Eu me peguei lendo sobre as famílias do antigo Lixão de Gramacho, desativado em 2012. Eu sequer tive coragem de visitar o lugar uma vez na vida. Minha irmã já esteve lá. Eu não. Eu acredito que não conseguiria ver a dor daquelas pessoas e voltar pra casa – voltar para as minhas lembranças.
Penso em quantas crianças vão ter apenas a fome, o tráfico de drogas, as armas, os policiais em seus confrontos e trocas de tiro. Penso em quais memórias afetivas eles vão levar pela vida. Eu me questiono qual é o futuro que essas crianças e adolescentes vão ter quando seus pais se forem. Quais vão ser as forças capazes de segurá-los no chão quando aquelas que estão dentro de nós se esgotarem?
A extrema pobreza mora a menos de 8 km da minha casa. Lá, mais de 20 mil pessoas convivem com ratazanas e em casas feitas com restos de outras obras. Nesse lugar, não existem memórias de café na mesa, de ceia de natal ou luzes de pisca-pisca.
A lembrança de todo dia são das rezas, porque amanhã precisa ser um dia diferente. Amanhã é preciso correr atrás dos R$ 3 pra comprar, ao menos, um pão ou o leite.
Paro de ler as notícias no jornal e volto para as minhas melhores e piores lembranças, afinal, eu bem sei o que é dormir com fome, comer feijão congelado por uma semana e andar em uma carroça com cheiro de chorume, depois de passar o dia inteiro desparafusando caixas metálicas e desenrolando cobre para vender no ferro velho e assim garantir o jantar do dia.

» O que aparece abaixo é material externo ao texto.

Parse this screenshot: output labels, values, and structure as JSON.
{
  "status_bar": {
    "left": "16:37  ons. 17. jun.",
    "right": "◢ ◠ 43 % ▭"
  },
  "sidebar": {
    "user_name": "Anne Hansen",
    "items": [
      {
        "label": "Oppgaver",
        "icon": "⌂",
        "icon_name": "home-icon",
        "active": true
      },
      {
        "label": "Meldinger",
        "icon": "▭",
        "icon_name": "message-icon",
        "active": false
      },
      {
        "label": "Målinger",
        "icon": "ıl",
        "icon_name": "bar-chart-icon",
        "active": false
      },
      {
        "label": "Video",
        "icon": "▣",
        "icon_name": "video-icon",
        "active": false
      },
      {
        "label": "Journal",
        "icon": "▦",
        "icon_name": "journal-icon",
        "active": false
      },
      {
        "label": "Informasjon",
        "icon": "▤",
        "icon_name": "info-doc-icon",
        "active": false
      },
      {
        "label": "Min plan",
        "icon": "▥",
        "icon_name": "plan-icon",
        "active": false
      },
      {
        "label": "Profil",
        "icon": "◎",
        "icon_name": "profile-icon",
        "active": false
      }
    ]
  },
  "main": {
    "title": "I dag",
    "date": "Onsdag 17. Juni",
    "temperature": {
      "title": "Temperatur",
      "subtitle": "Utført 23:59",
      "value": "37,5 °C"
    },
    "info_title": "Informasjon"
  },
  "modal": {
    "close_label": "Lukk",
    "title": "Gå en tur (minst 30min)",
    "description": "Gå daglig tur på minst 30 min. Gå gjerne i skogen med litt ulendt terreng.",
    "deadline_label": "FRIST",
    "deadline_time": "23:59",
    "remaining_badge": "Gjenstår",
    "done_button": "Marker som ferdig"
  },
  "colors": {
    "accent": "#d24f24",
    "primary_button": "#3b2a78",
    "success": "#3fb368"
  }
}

Reuno todas as minhas lembranças e estratégias e sigo tentando construir o melhor pra que essas e outras crianças e famílias possam ter ao menos o direito de acreditar que um dia ao menos deixarão de herança aos seus boas histórias pra contar.
Precisamos seguir acreditando que, como diz o provérbio africano, “Muita gente pequena, em muitos lugares pequenos, fazendo coisas pequenas, mudarão a face da terra”.
Precisamos continuar para construir esse mundo, mesmo que ele esteja a alguns metros de nós.